Advances in clinical immunosuppression and characterization of optimal donor genetics continue to move the field of xenotransplantation toward a clinical reality. Cardiac xenograft survival in a non-life supporting heterotopic model has been extended to greater than 900 days as previously described by our lab. Orthotopic life supporting models for cardiac xenografts are being developed with the major barrier being significant peri-operative mortality. We detail the development of an orthotopic pig-to-baboon cardiac xenotransplant model, offering insights gained over time for replication of the model.

Materials and Methods

Specific pathogen free baboons were transplanted with GTKO.CD46 donor pig hearts in the orthotopic position (n = 3) by cardiac transplant and congenital cardiac surgeons. The clinical team also included a perfusionist and cardiac anesthesiologist. Detailed reports were generated regarding equipment and medications required for the cases to approximate clinical orthotopic cardiac transplantation. Monitoring capabilities were optimized as well as resuscitative access and strategy. These baboons were recovered from prior experiments and per institutional protocol were approved for non-survival studies; cases were performed with intended short term survival under anesthesia followed by elective euthanasia.

Results and Discussion

All recipient baboons were transplanted and weaned off of cardiopulmonary bypass with life sustaining cardiac function. Low dose inotropic support was continued in all cases; vasopressor support was continued in one case. Two cases were electively terminated after wean from bypass; one recipient suffered arrest three hours post wean from bypass. Recipients were monitored using femoral arterial lines, transesophageal echocardiogram, external EKG, continuous pulse oximetry, and serial bloodwork including ABG, CBC, BMP, and ACT. Central venous access with multiple lumens was critical to post-operative care. Invasive hemodynamic monitoring, pretreatment with anti-arrhythmics, and availability of cardioversion for the donor pig allowed rapid reversal of fibrillation episodes during procurement.
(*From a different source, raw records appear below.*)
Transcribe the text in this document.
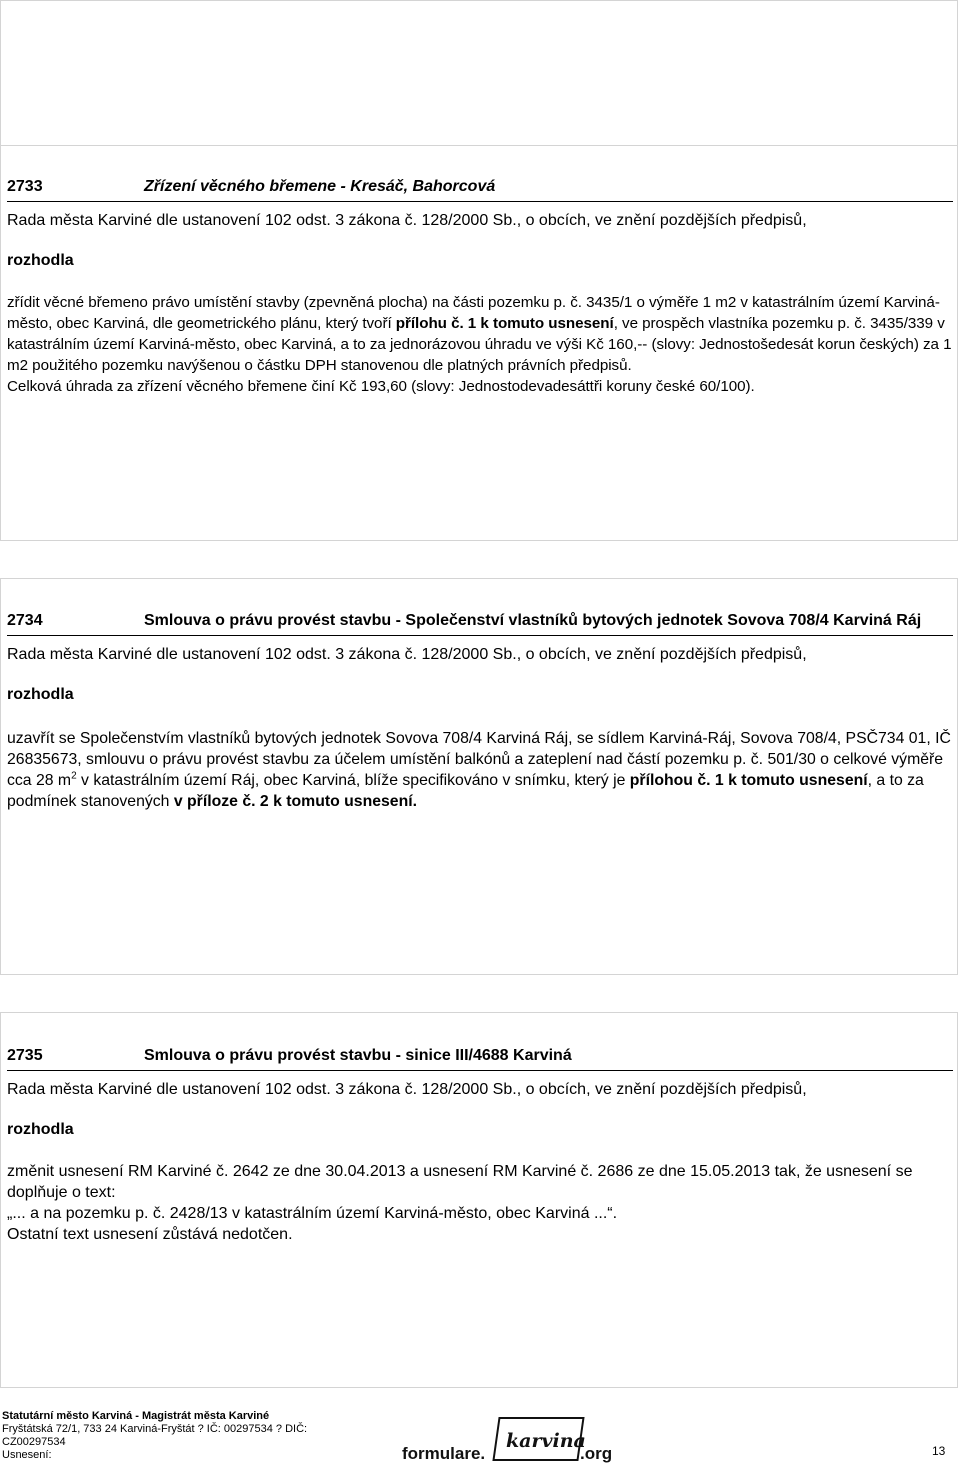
2733	Zřízení věcného břemene - Kresáč, Bahorcová
Rada města Karviné dle ustanovení 102 odst. 3 zákona č. 128/2000 Sb., o obcích, ve znění pozdějších předpisů,
rozhodla

zřídit věcné břemeno právo umístění stavby (zpevněná plocha) na části pozemku p. č. 3435/1 o výměře 1 m2 v katastrálním území Karviná-město, obec Karviná, dle geometrického plánu, který tvoří přílohu č. 1 k tomuto usnesení, ve prospěch vlastníka pozemku p. č. 3435/339 v katastrálním území Karviná-město, obec Karviná, a to za jednorázovou úhradu ve výši Kč 160,-- (slovy: Jednostošedesát korun českých) za 1 m2 použitého pozemku navýšenou o částku DPH stanovenou dle platných právních předpisů.

Celková úhrada za zřízení věcného břemene činí Kč 193,60 (slovy: Jednostodevadesáttři koruny české 60/100).

2734	Smlouva o právu provést stavbu - Společenství vlastníků bytových jednotek Sovova 708/4 Karviná Ráj
Rada města Karviné dle ustanovení 102 odst. 3 zákona č. 128/2000 Sb., o obcích, ve znění pozdějších předpisů,
rozhodla

uzavřít se Společenstvím vlastníků bytových jednotek Sovova 708/4 Karviná Ráj, se sídlem Karviná-Ráj, Sovova 708/4, PSČ734 01, IČ 26835673, smlouvu o právu provést stavbu za účelem umístění balkónů a zateplení nad částí pozemku p. č. 501/30 o celkové výměře cca 28 $m^2$ v katastrálním území Ráj, obec Karviná, blíže specifikováno v snímku, který je přílohou č. 1 k tomuto usnesení, a to za podmínek stanovených v příloze č. 2 k tomuto usnesení.

2735	Smlouva o právu provést stavbu - sinice III/4688 Karviná
Rada města Karviné dle ustanovení 102 odst. 3 zákona č. 128/2000 Sb., o obcích, ve znění pozdějších předpisů,
rozhodla

změnit usnesení RM Karviné č. 2642 ze dne 30.04.2013 a usnesení RM Karviné č. 2686 ze dne 15.05.2013 tak, že usnesení se doplňuje o text:

„... a na pozemku p. č. 2428/13 v katastrálním území Karviná-město, obec Karviná ...“.

Ostatní text usnesení zůstává nedotčen.

Statutární město Karviná - Magistrát města Karviné
Fryštátská 72/1, 733 24 Karviná-Fryštát ? IČ: 00297534 ? DIČ:
CZ00297534
Usnesení:	formulare.
karvina
.org	13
Ideal cold ischemia time was found to be close to one hour; shorter ischemia time resulted in poorer xenograft function (n = 1) as evidenced by difficult wean from bypass and persistent need for vasopressor support. Atrial and ventricular pacing wires proved integral to the cardiopulmonary bypass weaning process.

Conclusion

Cardiac xenotransplantation is a potential solution to the paucity of human organs. Technical refinement of the life-supporting orthotopic cardiac xenotransplant with expert clinical help and applying human standards of post-operative care are the critical next step toward a clinical reality. Here we detail our experience developing an operative and critical care approach to the orthotopic cardiac xenotransplantation model.